Thralls of the Sun is the first release supporting Blood & Bronze: A Fantasy Game of High Adventure and Role-Playing, the post-Old School Renaissance Retroclone set in Ancient Mesopotamia published by Cyclopean Games. It is the Bronze Age RPG’s first ‘Adventure Setup’ or scenario, a dungeon of a very different stripe. Designed to be used by beginning or intermediate characters, it offers classic dungeoneering play combined with some solid social interaction—both necessary for completing the adventure. The adventure or dungeon comes in two parts which can either be played separately or together, but if Thralls of the Sun is played as written, it comes with a really good set-up and hook for the player characters.

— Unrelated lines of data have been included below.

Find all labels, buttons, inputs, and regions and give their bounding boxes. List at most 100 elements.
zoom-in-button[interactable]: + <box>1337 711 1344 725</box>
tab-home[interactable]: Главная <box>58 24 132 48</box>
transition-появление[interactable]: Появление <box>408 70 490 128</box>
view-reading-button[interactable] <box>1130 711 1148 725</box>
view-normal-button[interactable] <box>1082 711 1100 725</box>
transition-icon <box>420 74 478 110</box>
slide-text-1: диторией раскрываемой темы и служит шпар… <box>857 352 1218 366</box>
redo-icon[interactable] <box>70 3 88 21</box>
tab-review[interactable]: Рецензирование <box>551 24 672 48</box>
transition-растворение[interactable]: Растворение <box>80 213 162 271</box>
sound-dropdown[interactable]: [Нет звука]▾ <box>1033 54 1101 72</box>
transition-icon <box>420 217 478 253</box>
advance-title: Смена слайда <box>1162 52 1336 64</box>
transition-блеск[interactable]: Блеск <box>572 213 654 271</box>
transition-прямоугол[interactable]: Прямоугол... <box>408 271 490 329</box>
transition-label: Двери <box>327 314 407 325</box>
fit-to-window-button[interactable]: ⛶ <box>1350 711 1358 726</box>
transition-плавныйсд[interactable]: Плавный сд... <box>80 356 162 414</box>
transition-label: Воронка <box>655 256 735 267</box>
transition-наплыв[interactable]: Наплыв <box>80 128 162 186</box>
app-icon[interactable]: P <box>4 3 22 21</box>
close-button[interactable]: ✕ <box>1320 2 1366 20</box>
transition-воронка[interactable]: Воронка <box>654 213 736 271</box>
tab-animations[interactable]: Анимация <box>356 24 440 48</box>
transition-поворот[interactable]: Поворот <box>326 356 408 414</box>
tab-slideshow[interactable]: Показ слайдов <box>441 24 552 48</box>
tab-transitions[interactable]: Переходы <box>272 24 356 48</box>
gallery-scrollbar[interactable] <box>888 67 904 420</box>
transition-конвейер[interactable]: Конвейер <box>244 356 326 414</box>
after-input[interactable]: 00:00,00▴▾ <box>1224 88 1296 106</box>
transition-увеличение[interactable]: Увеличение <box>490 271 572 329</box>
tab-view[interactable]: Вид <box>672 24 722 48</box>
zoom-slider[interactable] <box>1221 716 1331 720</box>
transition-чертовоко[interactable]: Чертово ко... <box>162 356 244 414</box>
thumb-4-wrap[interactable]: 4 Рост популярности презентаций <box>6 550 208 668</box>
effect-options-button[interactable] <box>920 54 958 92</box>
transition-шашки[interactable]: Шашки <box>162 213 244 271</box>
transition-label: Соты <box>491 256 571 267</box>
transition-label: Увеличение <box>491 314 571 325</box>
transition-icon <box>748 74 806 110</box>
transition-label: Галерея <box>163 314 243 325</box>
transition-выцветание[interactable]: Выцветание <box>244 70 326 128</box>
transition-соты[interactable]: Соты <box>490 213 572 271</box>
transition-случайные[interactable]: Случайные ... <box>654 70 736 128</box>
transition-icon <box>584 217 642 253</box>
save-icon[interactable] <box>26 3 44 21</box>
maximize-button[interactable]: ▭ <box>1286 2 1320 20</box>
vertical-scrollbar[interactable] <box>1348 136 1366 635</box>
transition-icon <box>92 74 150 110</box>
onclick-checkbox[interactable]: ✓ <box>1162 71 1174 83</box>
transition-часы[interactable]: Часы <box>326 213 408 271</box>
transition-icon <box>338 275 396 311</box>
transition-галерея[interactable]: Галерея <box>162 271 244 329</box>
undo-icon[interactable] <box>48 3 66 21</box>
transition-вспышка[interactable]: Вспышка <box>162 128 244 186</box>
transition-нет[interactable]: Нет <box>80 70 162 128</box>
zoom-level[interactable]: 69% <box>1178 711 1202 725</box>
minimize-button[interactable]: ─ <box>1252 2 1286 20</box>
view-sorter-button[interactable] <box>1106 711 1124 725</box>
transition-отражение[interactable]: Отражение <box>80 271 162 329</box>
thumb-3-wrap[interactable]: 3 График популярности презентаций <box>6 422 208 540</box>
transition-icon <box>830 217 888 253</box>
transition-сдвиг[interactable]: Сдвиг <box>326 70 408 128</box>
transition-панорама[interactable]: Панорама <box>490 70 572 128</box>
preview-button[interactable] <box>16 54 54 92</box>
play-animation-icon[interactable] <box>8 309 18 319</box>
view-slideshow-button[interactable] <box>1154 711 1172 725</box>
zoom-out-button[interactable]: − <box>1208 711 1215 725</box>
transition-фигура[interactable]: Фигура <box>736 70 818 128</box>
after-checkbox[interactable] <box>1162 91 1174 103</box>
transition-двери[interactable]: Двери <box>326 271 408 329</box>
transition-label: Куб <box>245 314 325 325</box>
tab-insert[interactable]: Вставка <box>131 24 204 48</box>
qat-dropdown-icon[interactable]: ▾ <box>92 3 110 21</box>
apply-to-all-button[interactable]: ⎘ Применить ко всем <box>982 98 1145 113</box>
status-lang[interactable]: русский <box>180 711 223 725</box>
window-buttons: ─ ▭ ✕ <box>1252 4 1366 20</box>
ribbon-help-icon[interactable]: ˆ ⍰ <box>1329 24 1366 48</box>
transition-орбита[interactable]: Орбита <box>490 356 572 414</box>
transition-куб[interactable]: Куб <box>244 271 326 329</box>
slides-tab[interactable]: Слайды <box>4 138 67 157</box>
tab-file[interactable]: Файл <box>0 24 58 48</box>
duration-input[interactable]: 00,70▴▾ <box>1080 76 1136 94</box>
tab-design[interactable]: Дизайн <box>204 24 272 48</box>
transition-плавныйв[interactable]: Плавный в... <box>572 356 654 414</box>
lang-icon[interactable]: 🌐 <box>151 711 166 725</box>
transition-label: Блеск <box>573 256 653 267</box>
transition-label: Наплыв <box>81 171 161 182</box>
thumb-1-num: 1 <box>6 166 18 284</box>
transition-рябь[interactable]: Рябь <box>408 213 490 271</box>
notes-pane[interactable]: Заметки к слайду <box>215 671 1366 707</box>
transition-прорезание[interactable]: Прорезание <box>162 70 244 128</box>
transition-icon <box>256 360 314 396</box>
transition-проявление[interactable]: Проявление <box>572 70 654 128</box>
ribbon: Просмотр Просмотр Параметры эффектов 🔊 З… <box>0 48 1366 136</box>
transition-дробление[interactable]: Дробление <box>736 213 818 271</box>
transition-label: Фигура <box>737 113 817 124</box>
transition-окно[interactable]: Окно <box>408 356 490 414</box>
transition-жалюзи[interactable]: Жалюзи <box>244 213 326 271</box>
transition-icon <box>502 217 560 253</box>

Thralls of the Sun begins with the player characters in servitude. They have been found guilty of crimes—and each player gets to define his character’s crime or crimes—by the court of Shamash, the Gleaming God of Sippar, and been sentenced to labour in the Slave Pits beneath the golden ziggurat of the Midday Sun where the city’s waterworks are. This sentence is for life! So the adventurers are cast into the darkness below city of Sippar, enslaved and stripped of their goods, expected to work each and every day… until they die. Their aim of course is to escape their sentence and their captivity, but how do they do that in the dark, friendless, and chattel-less?
From this great set-up, the characters are not just going on a dungeon bash. Rather they are preparing to explore the underground network of waterworks, mechanisms, tunnels, and caverns. For this they will need to find equipment—and sources of light in particular—and allies and patrons. Obtaining the latter will probably gain the characters the time to explore, though of course at the direction of their patron. The other benefit to having a patron is that it will give someone to whom the player characters can pay tribute. This is important, for in Blood & Bronze, the only way in which a character can gain Ranks beyond his first is to pay tribute to his patron. Of course, the only way to gain the loot to pay this tribute is to go exploring! There is also another reason for the characters to gain a patron. Each slave is bound by a leather collar that prevents their simply leaving the Slave Pits without incurring horrid pain, followed by death. Perhaps their patron can help them remove the collars?
There are opportunities to find loot in Thralls of the Sun—they lie beneath the Slave Pits in the lost Crypt of Ubara-Atutum. The dungeon of the adventure consists of four levels, divided into two sets of levels, each set being of a different character. The Slave Pits are roughly hewn, leading to caverns and tunnels below, but the Crypt of Ubara-Atutum is older than the Slave Pits, a tomb network cut in an older style and with greater precision. Getting from the first two levels down to the second two will take no little effort, primarily social in nature backed up with a number of puzzles. This perfectly exemplifies Blood & Bronze, which unlike other Retroclones is not quite so focused on combat.
The divide between the two sections means that Thralls of the Sun could be run without each other, though perhaps a little effort would required by the Referee to separate them easily. Further, the player characters may not be guilty of any crime, so why are they in the Slave Pits? Is it to plunder the Crypt of Ubara-Atutum? Or are they after something else?
Physically, Thralls of the Sun is very nicely presented. This is to be expected, since the core rules for Blood & Bronze were solidly presented and punctuated with some superbly evocative artwork. Its map was also nicely done. Now the writing is as good in Thralls of the Sun, though another edit would not have gone amiss, but the artwork is not as good. This is not to say that the artwork is bad—it is not. It is not just as good as that in the Blood & Bronze core rules. Glynn Seal’s cartography though, is fabulous. Again, it is evocative and flavoursome, detailed and clear, and just really good.
Thralls of the Sun is an impressive first adventure for Blood & Bronze. It should provide multiple sessions of play, but above all it provides a solid reason and motivation to play.